Nun gab ich schleunigst dem Lambda einen Nasenstüber mit meinem Finger, so daß es auf dem Kopfe stand. Der Satz steht also jetzt folgendermaßen da: ὁ νους ἐστιν αὐγος und dieser Satz ist, wie dir bekannt sein wird, die Grunddoktrin seiner metaphysischen Schriften.«

»Waren Sie jemals in Rom?« fragte der Restaurateur, als er seine zweite Flasche Champagner austrank und für eine genügende Zufuhr von Chambertin sorgte.

»Nur einmal, Herr Bon-Bon, nur ein einziges Mal,« sprach der Teufel in einem Tone, als sagte er etwas Auswendiggelerntes her. »In früheren Zeiten herrschte dort fünf Jahre lang Anarchie.

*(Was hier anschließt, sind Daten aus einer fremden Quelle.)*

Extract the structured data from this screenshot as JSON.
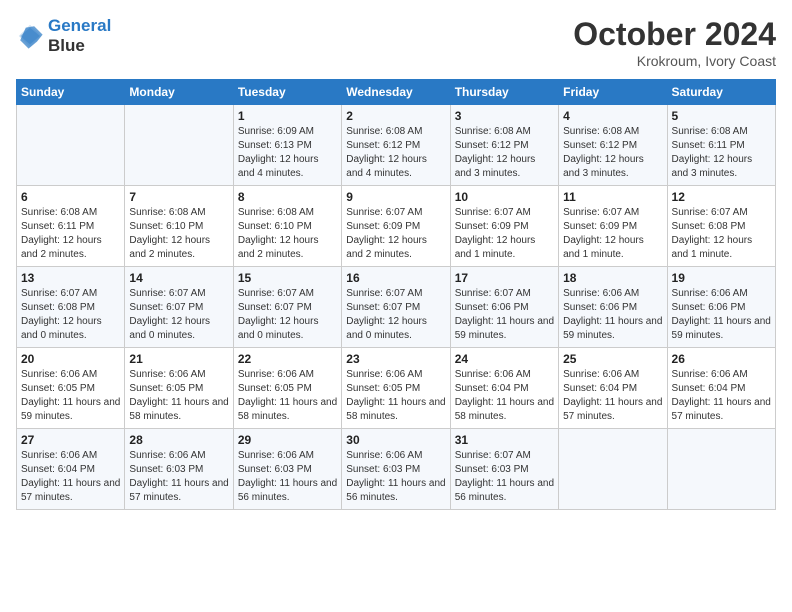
{
  "header": {
    "logo_line1": "General",
    "logo_line2": "Blue",
    "month": "October 2024",
    "location": "Krokroum, Ivory Coast"
  },
  "weekdays": [
    "Sunday",
    "Monday",
    "Tuesday",
    "Wednesday",
    "Thursday",
    "Friday",
    "Saturday"
  ],
  "weeks": [
    [
      {
        "day": "",
        "sunrise": "",
        "sunset": "",
        "daylight": ""
      },
      {
        "day": "",
        "sunrise": "",
        "sunset": "",
        "daylight": ""
      },
      {
        "day": "1",
        "sunrise": "Sunrise: 6:09 AM",
        "sunset": "Sunset: 6:13 PM",
        "daylight": "Daylight: 12 hours and 4 minutes."
      },
      {
        "day": "2",
        "sunrise": "Sunrise: 6:08 AM",
        "sunset": "Sunset: 6:12 PM",
        "daylight": "Daylight: 12 hours and 4 minutes."
      },
      {
        "day": "3",
        "sunrise": "Sunrise: 6:08 AM",
        "sunset": "Sunset: 6:12 PM",
        "daylight": "Daylight: 12 hours and 3 minutes."
      },
      {
        "day": "4",
        "sunrise": "Sunrise: 6:08 AM",
        "sunset": "Sunset: 6:12 PM",
        "daylight": "Daylight: 12 hours and 3 minutes."
      },
      {
        "day": "5",
        "sunrise": "Sunrise: 6:08 AM",
        "sunset": "Sunset: 6:11 PM",
        "daylight": "Daylight: 12 hours and 3 minutes."
      }
    ],
    [
      {
        "day": "6",
        "sunrise": "Sunrise: 6:08 AM",
        "sunset": "Sunset: 6:11 PM",
        "daylight": "Daylight: 12 hours and 2 minutes."
      },
      {
        "day": "7",
        "sunrise": "Sunrise: 6:08 AM",
        "sunset": "Sunset: 6:10 PM",
        "daylight": "Daylight: 12 hours and 2 minutes."
      },
      {
        "day": "8",
        "sunrise": "Sunrise: 6:08 AM",
        "sunset": "Sunset: 6:10 PM",
        "daylight": "Daylight: 12 hours and 2 minutes."
      },
      {
        "day": "9",
        "sunrise": "Sunrise: 6:07 AM",
        "sunset": "Sunset: 6:09 PM",
        "daylight": "Daylight: 12 hours and 2 minutes."
      },
      {
        "day": "10",
        "sunrise": "Sunrise: 6:07 AM",
        "sunset": "Sunset: 6:09 PM",
        "daylight": "Daylight: 12 hours and 1 minute."
      },
      {
        "day": "11",
        "sunrise": "Sunrise: 6:07 AM",
        "sunset": "Sunset: 6:09 PM",
        "daylight": "Daylight: 12 hours and 1 minute."
      },
      {
        "day": "12",
        "sunrise": "Sunrise: 6:07 AM",
        "sunset": "Sunset: 6:08 PM",
        "daylight": "Daylight: 12 hours and 1 minute."
      }
    ],
    [
      {
        "day": "13",
        "sunrise": "Sunrise: 6:07 AM",
        "sunset": "Sunset: 6:08 PM",
        "daylight": "Daylight: 12 hours and 0 minutes."
      },
      {
        "day": "14",
        "sunrise": "Sunrise: 6:07 AM",
        "sunset": "Sunset: 6:07 PM",
        "daylight": "Daylight: 12 hours and 0 minutes."
      },
      {
        "day": "15",
        "sunrise": "Sunrise: 6:07 AM",
        "sunset": "Sunset: 6:07 PM",
        "daylight": "Daylight: 12 hours and 0 minutes."
      },
      {
        "day": "16",
        "sunrise": "Sunrise: 6:07 AM",
        "sunset": "Sunset: 6:07 PM",
        "daylight": "Daylight: 12 hours and 0 minutes."
      },
      {
        "day": "17",
        "sunrise": "Sunrise: 6:07 AM",
        "sunset": "Sunset: 6:06 PM",
        "daylight": "Daylight: 11 hours and 59 minutes."
      },
      {
        "day": "18",
        "sunrise": "Sunrise: 6:06 AM",
        "sunset": "Sunset: 6:06 PM",
        "daylight": "Daylight: 11 hours and 59 minutes."
      },
      {
        "day": "19",
        "sunrise": "Sunrise: 6:06 AM",
        "sunset": "Sunset: 6:06 PM",
        "daylight": "Daylight: 11 hours and 59 minutes."
      }
    ],
    [
      {
        "day": "20",
        "sunrise": "Sunrise: 6:06 AM",
        "sunset": "Sunset: 6:05 PM",
        "daylight": "Daylight: 11 hours and 59 minutes."
      },
      {
        "day": "21",
        "sunrise": "Sunrise: 6:06 AM",
        "sunset": "Sunset: 6:05 PM",
        "daylight": "Daylight: 11 hours and 58 minutes."
      },
      {
        "day": "22",
        "sunrise": "Sunrise: 6:06 AM",
        "sunset": "Sunset: 6:05 PM",
        "daylight": "Daylight: 11 hours and 58 minutes."
      },
      {
        "day": "23",
        "sunrise": "Sunrise: 6:06 AM",
        "sunset": "Sunset: 6:05 PM",
        "daylight": "Daylight: 11 hours and 58 minutes."
      },
      {
        "day": "24",
        "sunrise": "Sunrise: 6:06 AM",
        "sunset": "Sunset: 6:04 PM",
        "daylight": "Daylight: 11 hours and 58 minutes."
      },
      {
        "day": "25",
        "sunrise": "Sunrise: 6:06 AM",
        "sunset": "Sunset: 6:04 PM",
        "daylight": "Daylight: 11 hours and 57 minutes."
      },
      {
        "day": "26",
        "sunrise": "Sunrise: 6:06 AM",
        "sunset": "Sunset: 6:04 PM",
        "daylight": "Daylight: 11 hours and 57 minutes."
      }
    ],
    [
      {
        "day": "27",
        "sunrise": "Sunrise: 6:06 AM",
        "sunset": "Sunset: 6:04 PM",
        "daylight": "Daylight: 11 hours and 57 minutes."
      },
      {
        "day": "28",
        "sunrise": "Sunrise: 6:06 AM",
        "sunset": "Sunset: 6:03 PM",
        "daylight": "Daylight: 11 hours and 57 minutes."
      },
      {
        "day": "29",
        "sunrise": "Sunrise: 6:06 AM",
        "sunset": "Sunset: 6:03 PM",
        "daylight": "Daylight: 11 hours and 56 minutes."
      },
      {
        "day": "30",
        "sunrise": "Sunrise: 6:06 AM",
        "sunset": "Sunset: 6:03 PM",
        "daylight": "Daylight: 11 hours and 56 minutes."
      },
      {
        "day": "31",
        "sunrise": "Sunrise: 6:07 AM",
        "sunset": "Sunset: 6:03 PM",
        "daylight": "Daylight: 11 hours and 56 minutes."
      },
      {
        "day": "",
        "sunrise": "",
        "sunset": "",
        "daylight": ""
      },
      {
        "day": "",
        "sunrise": "",
        "sunset": "",
        "daylight": ""
      }
    ]
  ]
}
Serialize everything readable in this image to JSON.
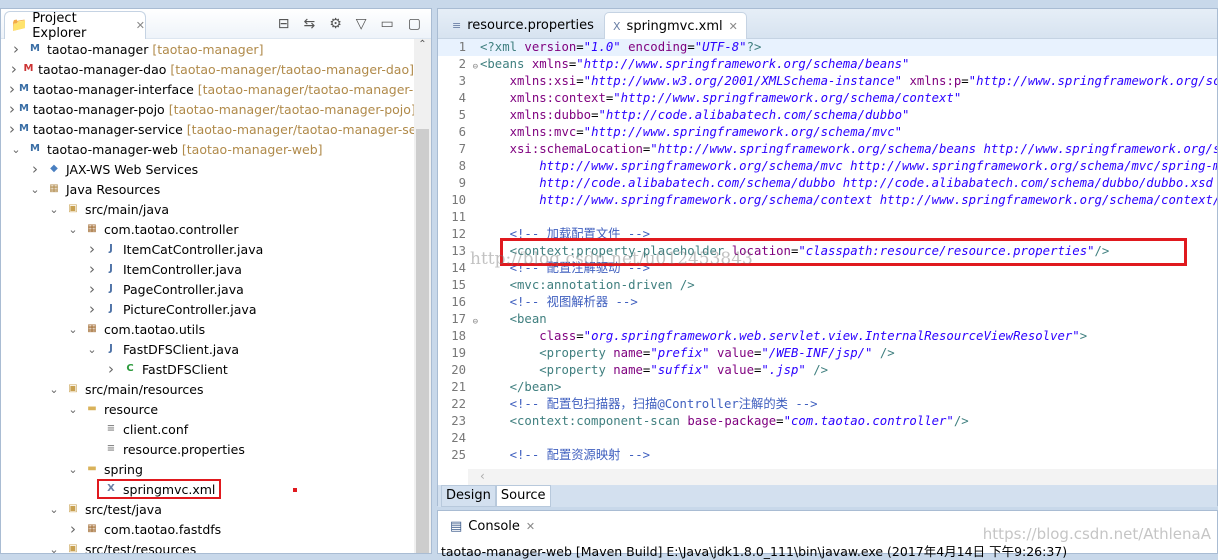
{
  "explorer": {
    "title": "Project Explorer",
    "close": "✕",
    "tools": [
      "⊟",
      "⇆",
      "⚙",
      "▽",
      "▭",
      "▢"
    ],
    "items": [
      {
        "level": 0,
        "chev": "right",
        "icon": "maven-project",
        "label": "taotao-manager",
        "deco": "[taotao-manager]"
      },
      {
        "level": 0,
        "chev": "right",
        "icon": "maven-project-error",
        "label": "taotao-manager-dao",
        "deco": "[taotao-manager/taotao-manager-dao]"
      },
      {
        "level": 0,
        "chev": "right",
        "icon": "maven-project",
        "label": "taotao-manager-interface",
        "deco": "[taotao-manager/taotao-manager-interface]"
      },
      {
        "level": 0,
        "chev": "right",
        "icon": "maven-project",
        "label": "taotao-manager-pojo",
        "deco": "[taotao-manager/taotao-manager-pojo]"
      },
      {
        "level": 0,
        "chev": "right",
        "icon": "maven-project",
        "label": "taotao-manager-service",
        "deco": "[taotao-manager/taotao-manager-service]"
      },
      {
        "level": 0,
        "chev": "down",
        "icon": "maven-project",
        "label": "taotao-manager-web",
        "deco": "[taotao-manager-web]"
      },
      {
        "level": 1,
        "chev": "right",
        "icon": "web-services",
        "label": "JAX-WS Web Services"
      },
      {
        "level": 1,
        "chev": "down",
        "icon": "java-resources",
        "label": "Java Resources"
      },
      {
        "level": 2,
        "chev": "down",
        "icon": "source-folder",
        "label": "src/main/java"
      },
      {
        "level": 3,
        "chev": "down",
        "icon": "package",
        "label": "com.taotao.controller"
      },
      {
        "level": 4,
        "chev": "right",
        "icon": "java-file",
        "label": "ItemCatController.java"
      },
      {
        "level": 4,
        "chev": "right",
        "icon": "java-file",
        "label": "ItemController.java"
      },
      {
        "level": 4,
        "chev": "right",
        "icon": "java-file",
        "label": "PageController.java"
      },
      {
        "level": 4,
        "chev": "right",
        "icon": "java-file",
        "label": "PictureController.java"
      },
      {
        "level": 3,
        "chev": "down",
        "icon": "package",
        "label": "com.taotao.utils"
      },
      {
        "level": 4,
        "chev": "down",
        "icon": "java-file",
        "label": "FastDFSClient.java"
      },
      {
        "level": 5,
        "chev": "right",
        "icon": "class",
        "label": "FastDFSClient"
      },
      {
        "level": 2,
        "chev": "down",
        "icon": "source-folder",
        "label": "src/main/resources"
      },
      {
        "level": 3,
        "chev": "down",
        "icon": "folder",
        "label": "resource"
      },
      {
        "level": 4,
        "chev": "none",
        "icon": "file",
        "label": "client.conf"
      },
      {
        "level": 4,
        "chev": "none",
        "icon": "file",
        "label": "resource.properties"
      },
      {
        "level": 3,
        "chev": "down",
        "icon": "folder",
        "label": "spring"
      },
      {
        "level": 4,
        "chev": "none",
        "icon": "xml-file",
        "label": "springmvc.xml",
        "selected": true
      },
      {
        "level": 2,
        "chev": "down",
        "icon": "source-folder",
        "label": "src/test/java"
      },
      {
        "level": 3,
        "chev": "right",
        "icon": "package",
        "label": "com.taotao.fastdfs"
      },
      {
        "level": 2,
        "chev": "down",
        "icon": "source-folder",
        "label": "src/test/resources"
      }
    ]
  },
  "editor": {
    "tabs": [
      {
        "label": "resource.properties",
        "active": false
      },
      {
        "label": "springmvc.xml",
        "active": true,
        "close": "✕"
      }
    ],
    "lines": [
      [
        [
          "tag",
          "<?xml "
        ],
        [
          "attr",
          "version"
        ],
        [
          "txt",
          "="
        ],
        [
          "val",
          "\"1.0\""
        ],
        [
          "txt",
          " "
        ],
        [
          "attr",
          "encoding"
        ],
        [
          "txt",
          "="
        ],
        [
          "val",
          "\"UTF-8\""
        ],
        [
          "tag",
          "?>"
        ]
      ],
      [
        [
          "tag",
          "<beans "
        ],
        [
          "attr",
          "xmlns"
        ],
        [
          "txt",
          "="
        ],
        [
          "val",
          "\"http://www.springframework.org/schema/beans\""
        ]
      ],
      [
        [
          "txt",
          "    "
        ],
        [
          "attr",
          "xmlns:xsi"
        ],
        [
          "txt",
          "="
        ],
        [
          "val",
          "\"http://www.w3.org/2001/XMLSchema-instance\""
        ],
        [
          "txt",
          " "
        ],
        [
          "attr",
          "xmlns:p"
        ],
        [
          "txt",
          "="
        ],
        [
          "val",
          "\"http://www.springframework.org/schema/p\""
        ]
      ],
      [
        [
          "txt",
          "    "
        ],
        [
          "attr",
          "xmlns:context"
        ],
        [
          "txt",
          "="
        ],
        [
          "val",
          "\"http://www.springframework.org/schema/context\""
        ]
      ],
      [
        [
          "txt",
          "    "
        ],
        [
          "attr",
          "xmlns:dubbo"
        ],
        [
          "txt",
          "="
        ],
        [
          "val",
          "\"http://code.alibabatech.com/schema/dubbo\""
        ]
      ],
      [
        [
          "txt",
          "    "
        ],
        [
          "attr",
          "xmlns:mvc"
        ],
        [
          "txt",
          "="
        ],
        [
          "val",
          "\"http://www.springframework.org/schema/mvc\""
        ]
      ],
      [
        [
          "txt",
          "    "
        ],
        [
          "attr",
          "xsi:schemaLocation"
        ],
        [
          "txt",
          "="
        ],
        [
          "val",
          "\"http://www.springframework.org/schema/beans http://www.springframework.org/schema/beans/spring-beans.xsd"
        ]
      ],
      [
        [
          "val",
          "        http://www.springframework.org/schema/mvc http://www.springframework.org/schema/mvc/spring-mvc.xsd"
        ]
      ],
      [
        [
          "val",
          "        http://code.alibabatech.com/schema/dubbo http://code.alibabatech.com/schema/dubbo/dubbo.xsd"
        ]
      ],
      [
        [
          "val",
          "        http://www.springframework.org/schema/context http://www.springframework.org/schema/context/spring-context.xsd\">"
        ]
      ],
      [],
      [
        [
          "txt",
          "    "
        ],
        [
          "com",
          "<!-- 加载配置文件 -->"
        ]
      ],
      [
        [
          "txt",
          "    "
        ],
        [
          "tag",
          "<context:property-placeholder "
        ],
        [
          "attr",
          "location"
        ],
        [
          "txt",
          "="
        ],
        [
          "val",
          "\"classpath:resource/resource.properties\""
        ],
        [
          "tag",
          "/>"
        ]
      ],
      [
        [
          "txt",
          "    "
        ],
        [
          "com",
          "<!-- 配置注解驱动 -->"
        ]
      ],
      [
        [
          "txt",
          "    "
        ],
        [
          "tag",
          "<mvc:annotation-driven />"
        ]
      ],
      [
        [
          "txt",
          "    "
        ],
        [
          "com",
          "<!-- 视图解析器 -->"
        ]
      ],
      [
        [
          "txt",
          "    "
        ],
        [
          "tag",
          "<bean"
        ]
      ],
      [
        [
          "txt",
          "        "
        ],
        [
          "attr",
          "class"
        ],
        [
          "txt",
          "="
        ],
        [
          "val",
          "\"org.springframework.web.servlet.view.InternalResourceViewResolver\""
        ],
        [
          "tag",
          ">"
        ]
      ],
      [
        [
          "txt",
          "        "
        ],
        [
          "tag",
          "<property "
        ],
        [
          "attr",
          "name"
        ],
        [
          "txt",
          "="
        ],
        [
          "val",
          "\"prefix\""
        ],
        [
          "txt",
          " "
        ],
        [
          "attr",
          "value"
        ],
        [
          "txt",
          "="
        ],
        [
          "val",
          "\"/WEB-INF/jsp/\""
        ],
        [
          "tag",
          " />"
        ]
      ],
      [
        [
          "txt",
          "        "
        ],
        [
          "tag",
          "<property "
        ],
        [
          "attr",
          "name"
        ],
        [
          "txt",
          "="
        ],
        [
          "val",
          "\"suffix\""
        ],
        [
          "txt",
          " "
        ],
        [
          "attr",
          "value"
        ],
        [
          "txt",
          "="
        ],
        [
          "val",
          "\".jsp\""
        ],
        [
          "tag",
          " />"
        ]
      ],
      [
        [
          "txt",
          "    "
        ],
        [
          "tag",
          "</bean>"
        ]
      ],
      [
        [
          "txt",
          "    "
        ],
        [
          "com",
          "<!-- 配置包扫描器，扫描@Controller注解的类 -->"
        ]
      ],
      [
        [
          "txt",
          "    "
        ],
        [
          "tag",
          "<context:component-scan "
        ],
        [
          "attr",
          "base-package"
        ],
        [
          "txt",
          "="
        ],
        [
          "val",
          "\"com.taotao.controller\""
        ],
        [
          "tag",
          "/>"
        ]
      ],
      [],
      [
        [
          "txt",
          "    "
        ],
        [
          "com",
          "<!-- 配置资源映射 -->"
        ]
      ]
    ],
    "fold_lines": [
      2,
      17
    ],
    "watermark": "http://blog.csdn.net/u012453843",
    "bottom_tabs": [
      {
        "label": "Design",
        "active": false
      },
      {
        "label": "Source",
        "active": true
      }
    ]
  },
  "console": {
    "title": "Console",
    "close": "✕",
    "text": "taotao-manager-web [Maven Build] E:\\Java\\jdk1.8.0_111\\bin\\javaw.exe (2017年4月14日 下午9:26:37)",
    "watermark": "https://blog.csdn.net/AthlenaA"
  },
  "colors": {
    "highlight": "#e0191e",
    "tag": "#3f7f7f",
    "attr": "#7f007f",
    "value": "#2a00ff",
    "comment": "#3f5fbf"
  }
}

Während dieser Zeit war die Republik aller ihrer Beamten beraubt und hatte keine Oberleitung außer der der Volkstribunen, denen aber keinerlei Exekutivmacht zuband; damals, Herr Bon-Bon, damals war ich zum einzigen Male in Rom, und so kann ich keinerlei irdische Verbindung mit den dortigen Philosophen haben.« Ils écrivaient sur la philosophie (Cicero, Lucretius, Seneca), mais c'était la philosophie grecque. – Concorcet.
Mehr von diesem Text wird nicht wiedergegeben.